8️⃣ Check & Fix File Permissions (Don't Give Hackers Free Reign)

On a Linux file system, file permissions control who can read, write, or execute files on your account. If permissions are too loose, attackers can modify files, upload malicious scripts, or even delete everything.

By default file permissions in your hosting account are designed to be secure, but its possible for you or your developer to set custom permissions.

✔ Files should be set to 644 (only your user can modify them).
✔ Directories should be 755 (so scripts can run but not be modified by others).
✔ Never set permissions to 777—this is like leaving your front door wide open.

🔹 For WordPress users: WP Toolkit’s Security Measures can help automatically correct file permissions, along with other security hardening steps. If you haven’t enabled security measures in WP Toolkit, head over to our companion article.

9️⃣ Isolate Websites (Especially If You’re Not on Top of Updates)

Running multiple websites or applications from a single hosting account? That’s fine—as long as you’re religious about keeping them updated.

If you have 20 WordPress installations, each packed with plugins, and even a handful of them are outdated or vulnerable, you’re sitting on a ticking time bomb.

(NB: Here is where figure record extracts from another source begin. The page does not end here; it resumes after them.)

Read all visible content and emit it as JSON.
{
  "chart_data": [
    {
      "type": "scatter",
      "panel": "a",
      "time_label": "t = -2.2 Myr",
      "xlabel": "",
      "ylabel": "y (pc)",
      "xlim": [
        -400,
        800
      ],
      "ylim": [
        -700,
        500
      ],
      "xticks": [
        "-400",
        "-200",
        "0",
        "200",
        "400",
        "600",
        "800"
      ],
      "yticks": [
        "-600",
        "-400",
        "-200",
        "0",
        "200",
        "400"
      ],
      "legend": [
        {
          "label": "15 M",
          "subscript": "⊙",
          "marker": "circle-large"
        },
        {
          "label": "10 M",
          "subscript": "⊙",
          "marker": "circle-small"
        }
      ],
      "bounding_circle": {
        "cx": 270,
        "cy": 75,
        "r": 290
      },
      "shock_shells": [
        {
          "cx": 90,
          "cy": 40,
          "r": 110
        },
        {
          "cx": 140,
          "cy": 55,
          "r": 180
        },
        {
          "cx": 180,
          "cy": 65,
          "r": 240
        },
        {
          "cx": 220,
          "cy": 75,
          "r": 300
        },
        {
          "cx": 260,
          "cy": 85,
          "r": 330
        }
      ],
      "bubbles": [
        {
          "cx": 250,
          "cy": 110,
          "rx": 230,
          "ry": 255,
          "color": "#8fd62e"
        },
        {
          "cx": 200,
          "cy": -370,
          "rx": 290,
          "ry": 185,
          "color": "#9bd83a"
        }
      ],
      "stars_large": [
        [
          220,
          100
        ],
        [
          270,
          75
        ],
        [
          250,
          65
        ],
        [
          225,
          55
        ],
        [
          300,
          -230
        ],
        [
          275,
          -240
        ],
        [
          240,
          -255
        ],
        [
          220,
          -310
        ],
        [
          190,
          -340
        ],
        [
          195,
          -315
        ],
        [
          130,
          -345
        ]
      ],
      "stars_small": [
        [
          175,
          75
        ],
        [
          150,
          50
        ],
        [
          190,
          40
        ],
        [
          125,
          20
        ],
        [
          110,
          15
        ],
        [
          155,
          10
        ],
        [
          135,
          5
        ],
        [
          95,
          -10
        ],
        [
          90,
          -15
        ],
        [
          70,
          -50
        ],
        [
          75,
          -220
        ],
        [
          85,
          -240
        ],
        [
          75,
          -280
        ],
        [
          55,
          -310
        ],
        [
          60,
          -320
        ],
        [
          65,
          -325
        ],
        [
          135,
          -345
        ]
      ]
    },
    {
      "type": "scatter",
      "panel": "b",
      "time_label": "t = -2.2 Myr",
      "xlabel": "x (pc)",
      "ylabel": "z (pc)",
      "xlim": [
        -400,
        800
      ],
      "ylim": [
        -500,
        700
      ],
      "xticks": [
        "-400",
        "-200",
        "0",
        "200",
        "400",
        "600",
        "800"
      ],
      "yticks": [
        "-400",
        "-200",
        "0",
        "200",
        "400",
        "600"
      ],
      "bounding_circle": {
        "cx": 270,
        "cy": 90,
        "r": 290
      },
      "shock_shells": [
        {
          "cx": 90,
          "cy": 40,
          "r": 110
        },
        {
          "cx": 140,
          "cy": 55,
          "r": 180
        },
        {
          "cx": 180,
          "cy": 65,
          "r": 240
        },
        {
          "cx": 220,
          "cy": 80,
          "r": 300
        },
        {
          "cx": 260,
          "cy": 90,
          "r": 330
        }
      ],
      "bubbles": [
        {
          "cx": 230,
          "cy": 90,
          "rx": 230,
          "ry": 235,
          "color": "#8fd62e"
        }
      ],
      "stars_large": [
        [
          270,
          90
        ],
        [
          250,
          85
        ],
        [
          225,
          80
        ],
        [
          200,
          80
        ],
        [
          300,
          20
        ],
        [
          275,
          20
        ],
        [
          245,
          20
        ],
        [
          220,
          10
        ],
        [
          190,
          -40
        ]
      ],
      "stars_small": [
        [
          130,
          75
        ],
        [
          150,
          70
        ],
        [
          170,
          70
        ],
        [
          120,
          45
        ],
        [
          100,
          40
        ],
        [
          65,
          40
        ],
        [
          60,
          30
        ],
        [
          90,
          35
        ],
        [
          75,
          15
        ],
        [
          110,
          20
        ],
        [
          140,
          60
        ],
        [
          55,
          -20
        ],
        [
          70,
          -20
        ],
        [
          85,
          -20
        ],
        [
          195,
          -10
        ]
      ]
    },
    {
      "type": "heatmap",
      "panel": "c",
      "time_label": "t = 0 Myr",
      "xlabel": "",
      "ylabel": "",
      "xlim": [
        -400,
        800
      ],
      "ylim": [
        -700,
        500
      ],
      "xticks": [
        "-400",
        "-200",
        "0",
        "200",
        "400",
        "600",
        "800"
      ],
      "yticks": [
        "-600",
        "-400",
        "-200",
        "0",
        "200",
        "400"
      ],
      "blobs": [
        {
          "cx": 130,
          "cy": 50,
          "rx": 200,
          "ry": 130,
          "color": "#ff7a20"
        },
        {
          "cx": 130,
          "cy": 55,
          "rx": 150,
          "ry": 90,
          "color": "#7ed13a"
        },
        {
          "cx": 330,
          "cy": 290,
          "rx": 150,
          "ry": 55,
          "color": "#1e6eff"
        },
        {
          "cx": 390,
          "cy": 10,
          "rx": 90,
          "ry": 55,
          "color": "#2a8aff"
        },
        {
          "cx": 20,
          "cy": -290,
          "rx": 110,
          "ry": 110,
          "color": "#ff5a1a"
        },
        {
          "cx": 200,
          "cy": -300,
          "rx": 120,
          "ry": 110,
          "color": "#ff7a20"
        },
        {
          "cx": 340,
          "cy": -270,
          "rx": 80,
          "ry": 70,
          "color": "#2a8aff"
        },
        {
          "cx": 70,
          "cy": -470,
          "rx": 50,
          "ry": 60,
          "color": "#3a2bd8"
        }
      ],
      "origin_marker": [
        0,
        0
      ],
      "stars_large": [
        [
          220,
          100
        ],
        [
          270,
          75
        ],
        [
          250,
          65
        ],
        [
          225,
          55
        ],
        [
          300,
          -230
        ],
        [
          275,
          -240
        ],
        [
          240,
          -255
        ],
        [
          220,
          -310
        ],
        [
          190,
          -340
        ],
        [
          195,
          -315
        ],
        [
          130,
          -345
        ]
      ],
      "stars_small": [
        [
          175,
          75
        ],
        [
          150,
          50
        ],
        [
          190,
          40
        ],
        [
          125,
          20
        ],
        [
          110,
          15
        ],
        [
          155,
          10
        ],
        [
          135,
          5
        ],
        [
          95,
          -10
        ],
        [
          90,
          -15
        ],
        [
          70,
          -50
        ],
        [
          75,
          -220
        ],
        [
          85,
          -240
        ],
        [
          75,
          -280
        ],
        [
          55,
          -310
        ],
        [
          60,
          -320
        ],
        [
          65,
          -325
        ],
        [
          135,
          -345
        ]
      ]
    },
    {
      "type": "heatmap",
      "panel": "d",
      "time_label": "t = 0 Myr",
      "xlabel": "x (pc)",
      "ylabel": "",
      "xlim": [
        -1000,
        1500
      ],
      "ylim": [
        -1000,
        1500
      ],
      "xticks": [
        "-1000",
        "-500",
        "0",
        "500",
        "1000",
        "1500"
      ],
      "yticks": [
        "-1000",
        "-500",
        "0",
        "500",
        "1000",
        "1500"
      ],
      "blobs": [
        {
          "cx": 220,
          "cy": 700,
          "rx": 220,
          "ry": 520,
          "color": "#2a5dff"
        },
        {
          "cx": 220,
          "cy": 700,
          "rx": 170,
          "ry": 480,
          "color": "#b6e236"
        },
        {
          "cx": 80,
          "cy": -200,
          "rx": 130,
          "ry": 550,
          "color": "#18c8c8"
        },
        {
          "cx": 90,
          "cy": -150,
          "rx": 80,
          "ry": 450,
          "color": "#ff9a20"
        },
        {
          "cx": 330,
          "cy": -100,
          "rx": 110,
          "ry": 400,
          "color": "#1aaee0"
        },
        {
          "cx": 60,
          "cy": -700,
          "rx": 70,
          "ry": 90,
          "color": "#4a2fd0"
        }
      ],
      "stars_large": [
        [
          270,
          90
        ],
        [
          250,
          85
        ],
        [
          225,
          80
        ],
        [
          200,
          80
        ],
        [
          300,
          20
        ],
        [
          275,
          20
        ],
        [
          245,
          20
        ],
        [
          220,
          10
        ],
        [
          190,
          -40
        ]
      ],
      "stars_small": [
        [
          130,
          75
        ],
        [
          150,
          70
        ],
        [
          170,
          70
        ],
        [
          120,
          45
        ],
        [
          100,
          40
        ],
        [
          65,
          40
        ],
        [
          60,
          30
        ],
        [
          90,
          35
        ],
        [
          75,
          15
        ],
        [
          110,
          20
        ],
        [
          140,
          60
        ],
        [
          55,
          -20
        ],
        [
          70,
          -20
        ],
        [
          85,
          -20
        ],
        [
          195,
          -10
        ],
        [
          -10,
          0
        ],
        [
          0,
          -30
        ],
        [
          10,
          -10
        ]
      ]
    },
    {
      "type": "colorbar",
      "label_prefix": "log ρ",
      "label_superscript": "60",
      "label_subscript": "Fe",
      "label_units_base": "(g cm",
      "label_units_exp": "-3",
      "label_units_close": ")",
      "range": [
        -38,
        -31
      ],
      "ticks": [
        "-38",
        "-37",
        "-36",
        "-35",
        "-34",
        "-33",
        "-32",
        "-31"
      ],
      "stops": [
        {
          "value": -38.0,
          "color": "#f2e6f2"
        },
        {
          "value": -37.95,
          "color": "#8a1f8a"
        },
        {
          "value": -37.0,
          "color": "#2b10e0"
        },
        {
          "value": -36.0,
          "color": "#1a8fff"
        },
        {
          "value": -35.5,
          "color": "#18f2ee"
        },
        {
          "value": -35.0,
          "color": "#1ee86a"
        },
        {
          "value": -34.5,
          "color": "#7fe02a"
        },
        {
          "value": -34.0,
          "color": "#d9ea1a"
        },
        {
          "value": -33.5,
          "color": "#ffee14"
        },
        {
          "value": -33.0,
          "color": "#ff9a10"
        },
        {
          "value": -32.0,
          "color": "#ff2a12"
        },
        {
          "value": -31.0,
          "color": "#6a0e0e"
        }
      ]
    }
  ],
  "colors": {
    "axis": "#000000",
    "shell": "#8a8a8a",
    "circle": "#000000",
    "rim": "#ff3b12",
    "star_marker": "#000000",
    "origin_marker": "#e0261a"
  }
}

The risk isn’t just multiplied—it’s exponential.

✔ Every outdated CMS, plugin, or theme is another unlocked door for hackers.
✔ If one site gets compromised, all sites within the same account are at risk.
✔ Hackers don’t care which door they get through—once inside, they’ll explore everything.

If you’re super disciplined about updates, and these are all your own sites, this might be a manageable risk. But let’s be real—if you know deep down that staying on top of updates isn’t your strong suit, don’t take the risk.

Instead:

✔ Host each website in its own cPanel account for isolation.
✔ Never host websites for third parties in your own account—if their site is vulnerable, it could take yours down too.
✔ If you must keep multiple sites in one account, make sure every single one is updated, secure, and unnecessary apps or test installations are deleted.

👉 Not sure when hosting multiple sites in one account is a good or bad idea? Check out our guide: When Are Addon Domains a Good or Bad Idea?

🎯 Final Thoughts: Security Works Best When We Work Together

We’ve built the firewalls, the malware scanners, the automated patching, and the real-time exploit blocking—but security isn’t just about having the best defences.

It’s about making sure there aren’t any weak points left open.

✅ We stop the vast majority of attacks—but it only takes one weak link to let an attacker in.

Follow these steps and you’ll make that one weak link almost impossible to find.